Duck Typing in ASP.NET Core

In ASP.NET Core, there are two main areas were duck typing is used: the Startup class & within Middleware components. Consider the following startup class:

public class Startup
{        
    public void Configure(IApplicationBuilder app)
    {
        app.UseRouting();
        app.UseEndpoints(endpoints => endpoints.Map("/", async ctx => await ctx.Response.WriteAsync("Hello world!")));
    }
}

The startup class does not require the use of an interface as the minimum requirement for this class is that it includes a Configure method accepting an IApplicationBuilder. It doesn’t even have to be called Startup, it can have any name you want - startup is just the convention that Microsoft chose when they introduced the concept. If we were to remove the Configure method or rename it, then the code would compile successfully but fail at runtime. This is one of the major downsides of duck typing, as everything is late bound, it’s not necessarily possible to detect whether the signature is correct at compile time.

Another area of ASP.NET Core where duck typing is used is in middleware components.
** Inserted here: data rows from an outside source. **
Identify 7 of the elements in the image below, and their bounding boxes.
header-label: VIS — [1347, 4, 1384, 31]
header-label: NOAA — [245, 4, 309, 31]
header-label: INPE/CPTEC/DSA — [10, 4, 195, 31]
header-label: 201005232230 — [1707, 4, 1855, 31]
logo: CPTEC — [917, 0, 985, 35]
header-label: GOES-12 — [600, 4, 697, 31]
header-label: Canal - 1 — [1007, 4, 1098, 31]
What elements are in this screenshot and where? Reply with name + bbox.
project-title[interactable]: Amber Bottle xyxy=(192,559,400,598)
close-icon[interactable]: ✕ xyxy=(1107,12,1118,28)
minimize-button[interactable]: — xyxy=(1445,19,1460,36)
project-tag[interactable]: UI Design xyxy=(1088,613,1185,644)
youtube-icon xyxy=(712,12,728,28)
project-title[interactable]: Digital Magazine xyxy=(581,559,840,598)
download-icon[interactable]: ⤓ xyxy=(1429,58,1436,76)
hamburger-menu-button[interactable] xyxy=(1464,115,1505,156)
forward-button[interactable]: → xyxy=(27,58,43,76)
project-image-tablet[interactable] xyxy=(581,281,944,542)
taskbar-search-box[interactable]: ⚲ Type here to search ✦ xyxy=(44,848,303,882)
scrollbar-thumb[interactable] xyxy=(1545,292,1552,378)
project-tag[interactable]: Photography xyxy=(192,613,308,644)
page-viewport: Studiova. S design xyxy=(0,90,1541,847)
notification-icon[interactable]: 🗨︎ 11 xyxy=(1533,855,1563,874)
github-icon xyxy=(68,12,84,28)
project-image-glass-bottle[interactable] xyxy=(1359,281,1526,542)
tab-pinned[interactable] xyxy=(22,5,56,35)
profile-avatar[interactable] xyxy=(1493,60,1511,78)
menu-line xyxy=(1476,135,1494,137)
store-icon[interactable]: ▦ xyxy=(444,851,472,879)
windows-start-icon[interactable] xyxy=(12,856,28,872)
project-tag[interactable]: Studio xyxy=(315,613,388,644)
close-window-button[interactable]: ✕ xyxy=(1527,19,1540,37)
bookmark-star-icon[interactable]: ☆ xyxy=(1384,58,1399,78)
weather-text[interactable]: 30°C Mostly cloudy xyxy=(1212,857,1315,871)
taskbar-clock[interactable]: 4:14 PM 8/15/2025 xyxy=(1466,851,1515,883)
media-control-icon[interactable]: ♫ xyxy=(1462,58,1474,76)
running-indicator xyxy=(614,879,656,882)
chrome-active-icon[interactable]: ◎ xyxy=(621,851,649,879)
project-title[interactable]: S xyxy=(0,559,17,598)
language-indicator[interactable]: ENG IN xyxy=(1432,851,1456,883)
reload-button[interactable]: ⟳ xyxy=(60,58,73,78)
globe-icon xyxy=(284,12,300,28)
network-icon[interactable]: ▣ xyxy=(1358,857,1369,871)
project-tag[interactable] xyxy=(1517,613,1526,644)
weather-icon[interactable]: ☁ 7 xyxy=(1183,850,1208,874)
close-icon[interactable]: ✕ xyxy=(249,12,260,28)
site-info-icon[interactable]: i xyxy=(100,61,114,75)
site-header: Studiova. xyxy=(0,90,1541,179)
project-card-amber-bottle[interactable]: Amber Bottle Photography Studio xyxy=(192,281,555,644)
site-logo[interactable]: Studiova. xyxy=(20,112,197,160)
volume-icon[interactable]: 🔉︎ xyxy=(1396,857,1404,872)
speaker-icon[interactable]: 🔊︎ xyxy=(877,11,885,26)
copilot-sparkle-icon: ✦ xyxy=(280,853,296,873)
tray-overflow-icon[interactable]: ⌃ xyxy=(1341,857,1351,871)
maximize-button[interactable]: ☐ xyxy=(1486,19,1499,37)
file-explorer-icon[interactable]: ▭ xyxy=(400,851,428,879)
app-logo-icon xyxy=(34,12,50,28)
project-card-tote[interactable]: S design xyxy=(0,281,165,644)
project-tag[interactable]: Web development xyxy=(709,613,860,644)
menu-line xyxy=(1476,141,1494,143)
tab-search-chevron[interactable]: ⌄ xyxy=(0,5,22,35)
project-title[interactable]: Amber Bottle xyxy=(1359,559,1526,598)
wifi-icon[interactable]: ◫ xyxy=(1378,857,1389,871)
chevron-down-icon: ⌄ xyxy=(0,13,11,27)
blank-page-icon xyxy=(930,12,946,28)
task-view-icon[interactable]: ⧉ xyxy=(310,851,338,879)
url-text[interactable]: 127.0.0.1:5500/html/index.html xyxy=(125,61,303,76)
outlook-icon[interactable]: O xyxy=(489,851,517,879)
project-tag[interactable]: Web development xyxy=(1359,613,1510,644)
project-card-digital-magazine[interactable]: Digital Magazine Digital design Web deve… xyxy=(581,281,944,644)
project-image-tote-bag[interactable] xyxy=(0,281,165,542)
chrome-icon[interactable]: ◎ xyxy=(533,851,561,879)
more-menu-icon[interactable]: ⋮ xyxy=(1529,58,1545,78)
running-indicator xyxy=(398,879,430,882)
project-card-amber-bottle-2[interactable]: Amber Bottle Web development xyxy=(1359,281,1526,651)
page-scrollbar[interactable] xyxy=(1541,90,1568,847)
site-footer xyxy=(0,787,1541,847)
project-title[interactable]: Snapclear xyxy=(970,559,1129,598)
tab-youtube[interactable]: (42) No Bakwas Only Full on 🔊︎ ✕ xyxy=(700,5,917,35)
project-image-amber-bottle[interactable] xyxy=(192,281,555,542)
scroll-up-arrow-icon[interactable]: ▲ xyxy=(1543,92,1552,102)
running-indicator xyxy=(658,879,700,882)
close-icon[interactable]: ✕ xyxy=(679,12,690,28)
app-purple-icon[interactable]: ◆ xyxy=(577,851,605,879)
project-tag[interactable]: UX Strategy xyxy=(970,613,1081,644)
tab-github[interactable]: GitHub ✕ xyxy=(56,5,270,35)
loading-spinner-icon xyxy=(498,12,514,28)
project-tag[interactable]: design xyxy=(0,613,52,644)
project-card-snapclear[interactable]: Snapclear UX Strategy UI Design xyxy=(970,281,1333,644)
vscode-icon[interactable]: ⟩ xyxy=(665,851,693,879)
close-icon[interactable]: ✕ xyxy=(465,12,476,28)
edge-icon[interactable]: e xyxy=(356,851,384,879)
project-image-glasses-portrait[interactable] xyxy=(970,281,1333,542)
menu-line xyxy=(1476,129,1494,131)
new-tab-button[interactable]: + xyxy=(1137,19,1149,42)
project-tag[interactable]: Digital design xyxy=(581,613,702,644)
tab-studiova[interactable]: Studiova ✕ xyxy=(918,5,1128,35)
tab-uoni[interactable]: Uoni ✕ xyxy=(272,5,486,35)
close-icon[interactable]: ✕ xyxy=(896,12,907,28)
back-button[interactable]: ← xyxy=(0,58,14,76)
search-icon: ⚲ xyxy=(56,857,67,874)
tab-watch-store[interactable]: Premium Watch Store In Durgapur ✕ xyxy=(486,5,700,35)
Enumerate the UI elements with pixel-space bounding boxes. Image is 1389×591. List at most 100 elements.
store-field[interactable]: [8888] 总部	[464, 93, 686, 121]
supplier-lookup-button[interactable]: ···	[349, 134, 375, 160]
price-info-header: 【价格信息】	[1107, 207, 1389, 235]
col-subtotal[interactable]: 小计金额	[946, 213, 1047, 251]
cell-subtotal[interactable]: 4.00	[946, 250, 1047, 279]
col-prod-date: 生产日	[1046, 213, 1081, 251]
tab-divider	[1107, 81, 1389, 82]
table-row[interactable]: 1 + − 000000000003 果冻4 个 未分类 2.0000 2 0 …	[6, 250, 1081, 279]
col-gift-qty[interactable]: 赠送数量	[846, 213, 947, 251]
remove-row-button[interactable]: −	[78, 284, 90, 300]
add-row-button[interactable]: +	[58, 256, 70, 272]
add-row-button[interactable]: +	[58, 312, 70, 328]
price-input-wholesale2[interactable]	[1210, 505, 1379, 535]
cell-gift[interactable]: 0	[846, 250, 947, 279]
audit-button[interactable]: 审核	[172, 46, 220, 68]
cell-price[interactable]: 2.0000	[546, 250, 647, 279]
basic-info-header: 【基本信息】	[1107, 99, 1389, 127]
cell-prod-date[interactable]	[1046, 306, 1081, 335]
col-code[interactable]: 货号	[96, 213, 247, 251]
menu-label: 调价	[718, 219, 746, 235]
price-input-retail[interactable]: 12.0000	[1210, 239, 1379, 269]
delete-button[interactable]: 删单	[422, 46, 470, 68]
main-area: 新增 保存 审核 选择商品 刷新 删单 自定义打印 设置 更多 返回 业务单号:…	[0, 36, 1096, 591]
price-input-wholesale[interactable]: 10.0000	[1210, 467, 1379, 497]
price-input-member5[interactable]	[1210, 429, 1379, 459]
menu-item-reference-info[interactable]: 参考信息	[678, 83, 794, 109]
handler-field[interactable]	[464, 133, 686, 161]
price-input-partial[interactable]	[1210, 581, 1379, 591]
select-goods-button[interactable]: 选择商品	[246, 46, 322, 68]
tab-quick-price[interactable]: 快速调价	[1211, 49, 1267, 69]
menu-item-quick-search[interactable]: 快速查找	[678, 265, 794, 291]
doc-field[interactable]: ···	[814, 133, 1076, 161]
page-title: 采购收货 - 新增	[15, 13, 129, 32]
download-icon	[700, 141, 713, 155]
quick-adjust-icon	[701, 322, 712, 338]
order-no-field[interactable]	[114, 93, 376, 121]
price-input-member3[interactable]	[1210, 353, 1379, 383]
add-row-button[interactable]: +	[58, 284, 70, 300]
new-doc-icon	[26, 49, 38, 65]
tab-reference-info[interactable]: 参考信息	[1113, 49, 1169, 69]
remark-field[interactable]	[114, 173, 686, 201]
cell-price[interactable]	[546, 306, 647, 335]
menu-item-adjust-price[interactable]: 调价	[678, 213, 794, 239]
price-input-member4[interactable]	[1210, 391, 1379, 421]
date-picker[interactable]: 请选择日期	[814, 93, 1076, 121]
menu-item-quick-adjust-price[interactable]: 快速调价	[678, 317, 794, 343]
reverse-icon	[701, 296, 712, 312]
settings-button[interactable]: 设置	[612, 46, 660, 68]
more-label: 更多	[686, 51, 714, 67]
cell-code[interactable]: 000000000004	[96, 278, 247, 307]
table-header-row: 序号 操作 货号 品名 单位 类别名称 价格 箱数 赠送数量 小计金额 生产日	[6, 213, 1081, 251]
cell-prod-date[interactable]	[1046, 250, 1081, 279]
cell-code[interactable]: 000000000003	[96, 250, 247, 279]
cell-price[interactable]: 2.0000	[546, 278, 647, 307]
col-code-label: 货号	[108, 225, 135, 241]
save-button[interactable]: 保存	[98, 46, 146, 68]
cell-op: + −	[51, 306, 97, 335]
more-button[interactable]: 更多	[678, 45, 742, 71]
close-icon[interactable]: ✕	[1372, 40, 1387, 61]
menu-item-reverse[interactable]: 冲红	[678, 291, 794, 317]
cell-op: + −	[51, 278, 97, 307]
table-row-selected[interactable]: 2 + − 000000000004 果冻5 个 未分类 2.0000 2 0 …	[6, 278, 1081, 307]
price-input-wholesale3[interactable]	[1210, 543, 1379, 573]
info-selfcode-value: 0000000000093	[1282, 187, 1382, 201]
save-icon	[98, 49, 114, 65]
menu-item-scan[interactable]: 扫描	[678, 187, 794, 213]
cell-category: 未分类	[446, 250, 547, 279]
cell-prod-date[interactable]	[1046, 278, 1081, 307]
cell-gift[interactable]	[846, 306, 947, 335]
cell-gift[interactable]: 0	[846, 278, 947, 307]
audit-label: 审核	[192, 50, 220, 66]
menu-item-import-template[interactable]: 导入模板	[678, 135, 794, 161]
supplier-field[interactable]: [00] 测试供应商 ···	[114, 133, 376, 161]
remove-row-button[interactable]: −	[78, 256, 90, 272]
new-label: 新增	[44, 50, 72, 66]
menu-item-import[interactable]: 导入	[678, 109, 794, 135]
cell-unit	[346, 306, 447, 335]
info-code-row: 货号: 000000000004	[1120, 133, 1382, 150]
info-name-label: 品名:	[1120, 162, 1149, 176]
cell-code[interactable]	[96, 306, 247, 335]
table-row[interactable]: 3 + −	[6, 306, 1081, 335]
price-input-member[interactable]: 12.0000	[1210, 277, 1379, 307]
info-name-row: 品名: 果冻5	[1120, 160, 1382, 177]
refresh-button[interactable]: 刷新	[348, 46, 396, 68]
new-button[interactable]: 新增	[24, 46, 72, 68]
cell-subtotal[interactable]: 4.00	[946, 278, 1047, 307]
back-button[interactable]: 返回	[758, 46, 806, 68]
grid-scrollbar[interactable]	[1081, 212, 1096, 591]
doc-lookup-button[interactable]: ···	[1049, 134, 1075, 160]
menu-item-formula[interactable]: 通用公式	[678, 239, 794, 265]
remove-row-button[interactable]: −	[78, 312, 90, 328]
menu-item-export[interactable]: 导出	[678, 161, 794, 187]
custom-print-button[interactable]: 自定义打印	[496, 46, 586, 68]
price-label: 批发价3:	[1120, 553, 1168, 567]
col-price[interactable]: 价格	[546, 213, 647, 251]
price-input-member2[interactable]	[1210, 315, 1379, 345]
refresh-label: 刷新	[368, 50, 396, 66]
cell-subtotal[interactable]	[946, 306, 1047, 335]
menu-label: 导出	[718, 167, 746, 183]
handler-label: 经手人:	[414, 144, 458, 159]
Let’s take a look at this example from the docs:

public class RequestCultureMiddleware
{
    private readonly RequestDelegate _next;

    public RequestCultureMiddleware(RequestDelegate next)
    {
        _next = next;
    }

    public async Task InvokeAsync(HttpContext context)
    {
        var cultureQuery = context.Request.Query["culture"];
        if (!string.IsNullOrWhiteSpace(cultureQuery))
        {
            var culture = new CultureInfo(cultureQuery);

            CultureInfo.CurrentCulture = culture;
            CultureInfo.CurrentUICulture = culture;
        }

        // Call the next delegate/middleware in the pipeline.
        await _next(context);
    }
}

Again, we see that there is no interface or abstract class as part of the inheritance chain, so for this to work the signature of the methods must be correct at runtime. The minimum signature expected here is public Task InvokeAsync(HttpContext context). This contract is not strict as you can pass in dependencies as shown in the later example from the docs:

public class MyCustomMiddleware
{
    private readonly RequestDelegate _next;

    public MyCustomMiddleware(RequestDelegate next)
    {
        _next = next;
    }

    // IMessageWriter is injected into InvokeAsync
    public async Task InvokeAsync(HttpContext httpContext, IMessageWriter svc)
    {
        svc.Write(DateTime.Now.Ticks.ToString());
        await _next(httpContext);
    }
}

And that’s it for this article, hopefully you have a good understanding of how and where duck typing is used in C#. Personally, I’m not a massive fan of duck typing, though I do see how it can be incredibly useful in lower level constructs to build extensions for things that you don’t necessarily own. I hope that you’ve learnt something new and have another tool in your toolbox.